Recapitulemos lo dicho hasta aquí. Si al darwinismo social y la tribalización que heredamos de los años ochenta le sumamos la frustración de unas prácticas sociales que ya no conducen al éxito, sino al fracaso, y si a esto le añadimos el desprestigio de las opciones políticas neoconservadoras, el resultado es como para echarse a temblar: una sociedad debilitada (en su cohesión) y frustrada (en sus expectativas) puede ser fácilmente raptada con alternativas zafias, apolíticas y antisistema que perpetuarán de modo chapucero los peores rasgos de la insolidaridad y el egoísmo grupal socialmente existentes. Dicho de otro modo: una de las alternativas al declive de los Bush es el posible auge de los Perot de este mundo.

Tal peligro marca la magnitud del reto que tienen ante sí aquellos que quieran devolver su prestigio a la acción política y confrontar de modo constructivo la crisis de referentes que heredamos.

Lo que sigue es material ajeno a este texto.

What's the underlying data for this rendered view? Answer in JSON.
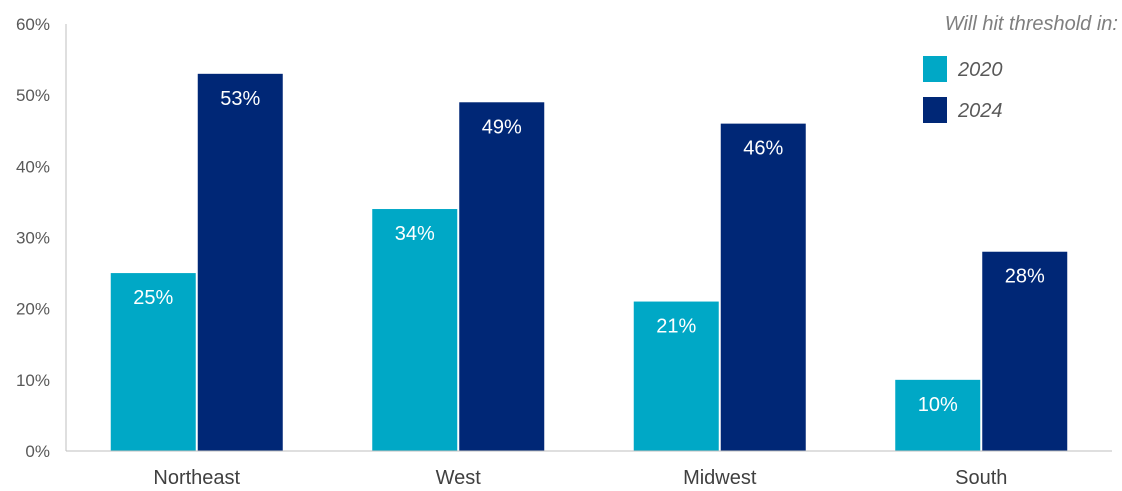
{
  "chart_data": {
    "type": "bar",
    "categories": [
      "Northeast",
      "West",
      "Midwest",
      "South"
    ],
    "series": [
      {
        "name": "2020",
        "values": [
          25,
          34,
          21,
          10
        ],
        "labels": [
          "25%",
          "34%",
          "21%",
          "10%"
        ],
        "color": "#00A8C6"
      },
      {
        "name": "2024",
        "values": [
          53,
          49,
          46,
          28
        ],
        "labels": [
          "53%",
          "49%",
          "46%",
          "28%"
        ],
        "color": "#002776"
      }
    ],
    "ylim": [
      0,
      60
    ],
    "yticks": [
      0,
      10,
      20,
      30,
      40,
      50,
      60
    ],
    "ytick_labels": [
      "0%",
      "10%",
      "20%",
      "30%",
      "40%",
      "50%",
      "60%"
    ],
    "legend_title": "Will hit threshold in:",
    "legend_position": "top-right",
    "grid": false
  }
}
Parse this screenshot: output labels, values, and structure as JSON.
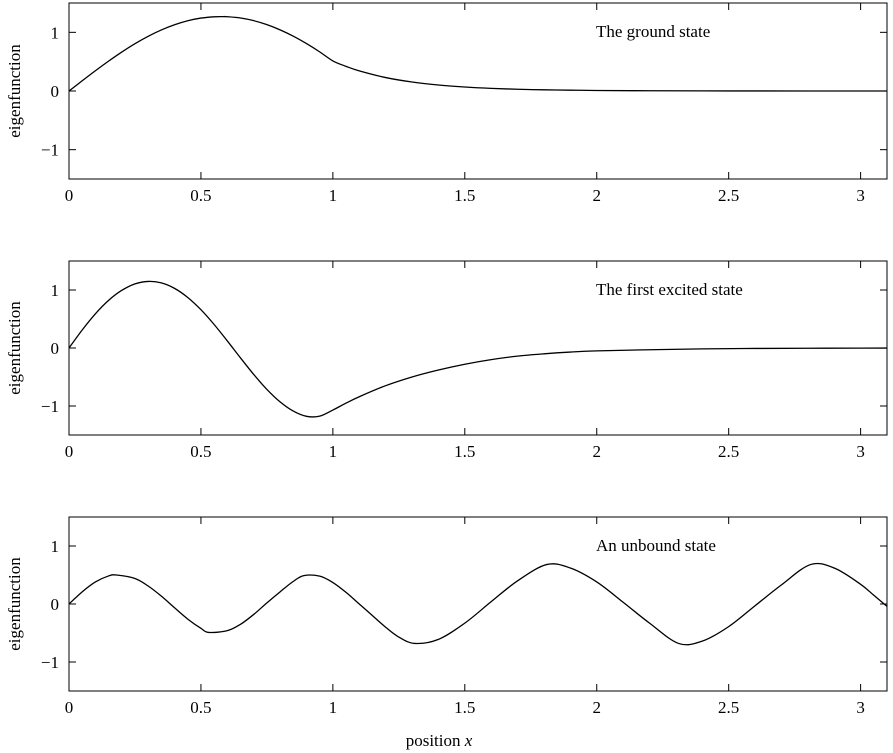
{
  "figure": {
    "xlabel_prefix": "position ",
    "xlabel_var": "x"
  },
  "chart_data": [
    {
      "type": "line",
      "annotation": "The ground state",
      "ylabel": "eigenfunction",
      "xlim": [
        0,
        3.1
      ],
      "ylim": [
        -1.5,
        1.5
      ],
      "xticks": [
        0,
        0.5,
        1,
        1.5,
        2,
        2.5,
        3
      ],
      "xtick_labels": [
        "0",
        "0.5",
        "1",
        "1.5",
        "2",
        "2.5",
        "3"
      ],
      "yticks": [
        1,
        0,
        -1
      ],
      "ytick_labels": [
        "1",
        "0",
        "−1"
      ],
      "grid": false,
      "series": [
        {
          "x": [
            0,
            0.05,
            0.1,
            0.15,
            0.2,
            0.25,
            0.3,
            0.35,
            0.4,
            0.45,
            0.5,
            0.55,
            0.58,
            0.6,
            0.65,
            0.7,
            0.75,
            0.8,
            0.85,
            0.9,
            0.95,
            1.0,
            1.05,
            1.1,
            1.2,
            1.3,
            1.4,
            1.5,
            1.6,
            1.7,
            1.8,
            1.9,
            2.0,
            2.2,
            2.4,
            2.6,
            2.8,
            3.0,
            3.1
          ],
          "y": [
            0,
            0.174,
            0.345,
            0.509,
            0.664,
            0.806,
            0.932,
            1.041,
            1.13,
            1.198,
            1.243,
            1.265,
            1.268,
            1.266,
            1.244,
            1.199,
            1.131,
            1.042,
            0.934,
            0.808,
            0.667,
            0.513,
            0.42,
            0.343,
            0.229,
            0.153,
            0.102,
            0.068,
            0.045,
            0.03,
            0.02,
            0.014,
            0.009,
            0.004,
            0.002,
            0.001,
            0.0,
            0.0,
            0.0
          ]
        }
      ]
    },
    {
      "type": "line",
      "annotation": "The first excited state",
      "ylabel": "eigenfunction",
      "xlim": [
        0,
        3.1
      ],
      "ylim": [
        -1.5,
        1.5
      ],
      "xticks": [
        0,
        0.5,
        1,
        1.5,
        2,
        2.5,
        3
      ],
      "xtick_labels": [
        "0",
        "0.5",
        "1",
        "1.5",
        "2",
        "2.5",
        "3"
      ],
      "yticks": [
        1,
        0,
        -1
      ],
      "ytick_labels": [
        "1",
        "0",
        "−1"
      ],
      "grid": false,
      "series": [
        {
          "x": [
            0,
            0.05,
            0.1,
            0.15,
            0.2,
            0.25,
            0.3,
            0.35,
            0.4,
            0.45,
            0.5,
            0.55,
            0.6,
            0.65,
            0.7,
            0.75,
            0.8,
            0.85,
            0.9,
            0.95,
            1.0,
            1.05,
            1.1,
            1.2,
            1.3,
            1.4,
            1.5,
            1.6,
            1.7,
            1.8,
            1.9,
            2.0,
            2.2,
            2.4,
            2.6,
            2.8,
            3.0,
            3.1
          ],
          "y": [
            0,
            0.311,
            0.59,
            0.821,
            0.994,
            1.105,
            1.148,
            1.122,
            1.028,
            0.871,
            0.66,
            0.405,
            0.122,
            -0.171,
            -0.456,
            -0.714,
            -0.929,
            -1.088,
            -1.178,
            -1.175,
            -1.07,
            -0.95,
            -0.84,
            -0.65,
            -0.5,
            -0.38,
            -0.28,
            -0.2,
            -0.14,
            -0.1,
            -0.07,
            -0.05,
            -0.03,
            -0.015,
            -0.008,
            -0.004,
            -0.002,
            -0.001
          ]
        }
      ]
    },
    {
      "type": "line",
      "annotation": "An unbound state",
      "ylabel": "eigenfunction",
      "xlim": [
        0,
        3.1
      ],
      "ylim": [
        -1.5,
        1.5
      ],
      "xticks": [
        0,
        0.5,
        1,
        1.5,
        2,
        2.5,
        3
      ],
      "xtick_labels": [
        "0",
        "0.5",
        "1",
        "1.5",
        "2",
        "2.5",
        "3"
      ],
      "yticks": [
        1,
        0,
        -1
      ],
      "ytick_labels": [
        "1",
        "0",
        "−1"
      ],
      "grid": false,
      "series": [
        {
          "x": [
            0,
            0.05,
            0.1,
            0.15,
            0.18,
            0.25,
            0.3,
            0.35,
            0.4,
            0.45,
            0.5,
            0.53,
            0.6,
            0.65,
            0.7,
            0.75,
            0.8,
            0.85,
            0.89,
            0.95,
            1.0,
            1.05,
            1.1,
            1.15,
            1.2,
            1.25,
            1.31,
            1.4,
            1.5,
            1.6,
            1.7,
            1.81,
            1.9,
            2.0,
            2.1,
            2.2,
            2.31,
            2.4,
            2.5,
            2.6,
            2.7,
            2.81,
            2.9,
            3.0,
            3.05,
            3.1
          ],
          "y": [
            0,
            0.21,
            0.38,
            0.484,
            0.5,
            0.44,
            0.31,
            0.135,
            -0.065,
            -0.26,
            -0.42,
            -0.49,
            -0.46,
            -0.35,
            -0.18,
            0.02,
            0.21,
            0.39,
            0.49,
            0.48,
            0.37,
            0.2,
            0.0,
            -0.2,
            -0.4,
            -0.57,
            -0.68,
            -0.61,
            -0.33,
            0.04,
            0.4,
            0.68,
            0.62,
            0.38,
            0.03,
            -0.33,
            -0.68,
            -0.64,
            -0.39,
            -0.03,
            0.33,
            0.68,
            0.62,
            0.34,
            0.15,
            -0.04
          ]
        }
      ]
    }
  ]
}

No se trata tan sólo de hacer frente a la recesión económica, sino de aprovecharla para cambiar el discurso económico, construyendo la cultura del trabajo productivo y del empresariado innovador; se trata de aprovechar la agonía de los referentes yuppies para extremar la crítica a la competición sucia como única regla del juego y al egoísmo grupal; se trata de aprovechar la época de austeridad para construir una cultura de pacto social que implique a todos, pero que no haga concesiones de salida a ningún corporativismo; dando por supuesto el mantenimiento del Estado de bienestar, se trata de ir más allá y complementarlo con un tipo de solidaridad caliente que dimane del propio ethos de la sociedad civil y cree una vida comunitaria que hoy no existe, basada en la proliferación del voluntariado. Se trata, en suma, del difícil ejercicio que supone partir de la convicción de que una crisis se resuelve no sólo cuando lo viejo muere, sino cuando nace lo nuevo. Y, en consecuencia, que el problema probablemente no es tanto de programa político como de modelo de política.

Manuel Escudero es director asociado del Instituto de Empresa y miembro del Comité Federal del PSOE.